Picture 8: Divers in the Palk Bay, unlike their counterparts in the waters off Thoothukudi in the Gulf of Mannar, do not use ropes and stones or weights to help them descend because it is never too deep. However, they do carry on board spears and hooks, which they use to catch fish, lobsters, octopuses, and so on. The boats used in both waters also differ substantially, with those in Thoothukudi now using large in-board-engine-powered vallams, while in the Palk Bay the boats are smaller and with outboard engines. Clearly, contemporary practices of freediving in the Palk Bay have been shaped by regional histories of pearl and chank fisheries, including changes in ownership and organisation of these fisheries. Besides, of course, transnational changes in fisheries technologies, technological innovations in diving practices and mechanised fishing technologies such as bottom trawling. Ironically, while these social and technological changes brought relative ease for the diver both underwater and on land in some ways, they also introduced greater hardship and uncertainty with the overall changes in the ecosystem. By the 1960s pearl fisheries disappeared altogether, and today chank and many large fish from this region are less visible to these traditional hunters of the sea.

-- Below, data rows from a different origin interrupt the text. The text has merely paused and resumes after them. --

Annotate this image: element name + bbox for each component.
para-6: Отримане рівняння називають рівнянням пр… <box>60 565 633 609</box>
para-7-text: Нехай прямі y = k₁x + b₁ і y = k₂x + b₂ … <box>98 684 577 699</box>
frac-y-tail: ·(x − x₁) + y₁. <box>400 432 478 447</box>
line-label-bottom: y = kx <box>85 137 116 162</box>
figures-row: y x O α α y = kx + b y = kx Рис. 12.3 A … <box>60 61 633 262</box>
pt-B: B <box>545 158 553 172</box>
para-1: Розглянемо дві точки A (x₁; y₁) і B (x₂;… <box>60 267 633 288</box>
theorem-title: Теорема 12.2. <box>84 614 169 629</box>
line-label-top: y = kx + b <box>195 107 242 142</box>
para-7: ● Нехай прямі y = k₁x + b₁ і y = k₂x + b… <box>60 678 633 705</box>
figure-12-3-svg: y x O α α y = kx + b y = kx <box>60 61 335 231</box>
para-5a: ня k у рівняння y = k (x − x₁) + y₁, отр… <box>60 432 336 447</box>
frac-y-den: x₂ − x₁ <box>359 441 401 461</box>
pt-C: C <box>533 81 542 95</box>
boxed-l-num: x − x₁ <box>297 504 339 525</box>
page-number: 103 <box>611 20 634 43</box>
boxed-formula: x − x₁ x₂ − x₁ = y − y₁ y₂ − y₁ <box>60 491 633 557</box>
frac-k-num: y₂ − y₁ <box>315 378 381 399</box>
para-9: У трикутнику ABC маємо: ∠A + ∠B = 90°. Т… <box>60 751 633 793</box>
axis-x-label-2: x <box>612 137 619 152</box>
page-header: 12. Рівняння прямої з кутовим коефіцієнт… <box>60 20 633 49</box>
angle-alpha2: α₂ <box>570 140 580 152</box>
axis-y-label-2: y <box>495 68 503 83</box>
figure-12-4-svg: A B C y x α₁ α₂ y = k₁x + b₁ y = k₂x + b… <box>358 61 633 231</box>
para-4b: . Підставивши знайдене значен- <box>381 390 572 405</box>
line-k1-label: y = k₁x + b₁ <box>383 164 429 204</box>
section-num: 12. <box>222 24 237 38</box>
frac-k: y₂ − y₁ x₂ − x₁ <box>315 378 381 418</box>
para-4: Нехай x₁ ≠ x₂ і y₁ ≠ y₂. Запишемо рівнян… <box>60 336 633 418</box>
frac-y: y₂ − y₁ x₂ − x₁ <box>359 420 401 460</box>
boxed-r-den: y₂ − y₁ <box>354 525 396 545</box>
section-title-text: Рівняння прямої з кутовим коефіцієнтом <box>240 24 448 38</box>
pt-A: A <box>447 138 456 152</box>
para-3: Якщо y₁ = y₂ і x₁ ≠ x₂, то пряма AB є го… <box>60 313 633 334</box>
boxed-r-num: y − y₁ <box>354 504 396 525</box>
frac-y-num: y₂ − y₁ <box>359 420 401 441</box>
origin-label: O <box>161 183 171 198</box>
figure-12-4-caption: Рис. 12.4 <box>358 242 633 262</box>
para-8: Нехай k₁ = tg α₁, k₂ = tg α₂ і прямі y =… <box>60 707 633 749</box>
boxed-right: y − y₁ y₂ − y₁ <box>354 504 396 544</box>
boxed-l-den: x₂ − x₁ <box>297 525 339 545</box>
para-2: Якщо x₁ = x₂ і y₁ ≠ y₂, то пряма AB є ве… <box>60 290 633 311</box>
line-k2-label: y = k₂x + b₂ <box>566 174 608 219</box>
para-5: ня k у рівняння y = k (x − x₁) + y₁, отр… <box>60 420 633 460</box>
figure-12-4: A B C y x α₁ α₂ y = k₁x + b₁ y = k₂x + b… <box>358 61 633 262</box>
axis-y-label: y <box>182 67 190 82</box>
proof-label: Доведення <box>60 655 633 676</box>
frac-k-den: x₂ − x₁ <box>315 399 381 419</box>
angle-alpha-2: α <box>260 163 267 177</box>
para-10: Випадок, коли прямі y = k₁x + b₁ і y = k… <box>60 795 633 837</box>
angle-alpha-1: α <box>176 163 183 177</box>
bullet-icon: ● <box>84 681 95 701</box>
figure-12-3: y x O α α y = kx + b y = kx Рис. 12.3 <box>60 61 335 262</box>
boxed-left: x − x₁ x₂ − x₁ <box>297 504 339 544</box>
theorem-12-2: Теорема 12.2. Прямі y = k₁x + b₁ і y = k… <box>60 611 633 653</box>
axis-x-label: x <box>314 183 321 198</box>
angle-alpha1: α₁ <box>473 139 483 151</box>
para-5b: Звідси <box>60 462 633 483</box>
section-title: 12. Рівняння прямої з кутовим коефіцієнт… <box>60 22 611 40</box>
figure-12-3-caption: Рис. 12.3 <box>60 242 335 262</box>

Picture 9: At Karangadu in Ramanathapuram district, with mangroves in the background, where the divers put out to sea.

Picture 10: Breath-hold divers in the Palk Bay live modest lives, often hidden and forgotten in the excitement and privilege emblematic of recreational diving. Freediving also attracts individuals to use diving as a form of self-awareness and improvement since it forces divers to confront and attempt to transcend their physical and mental limitations.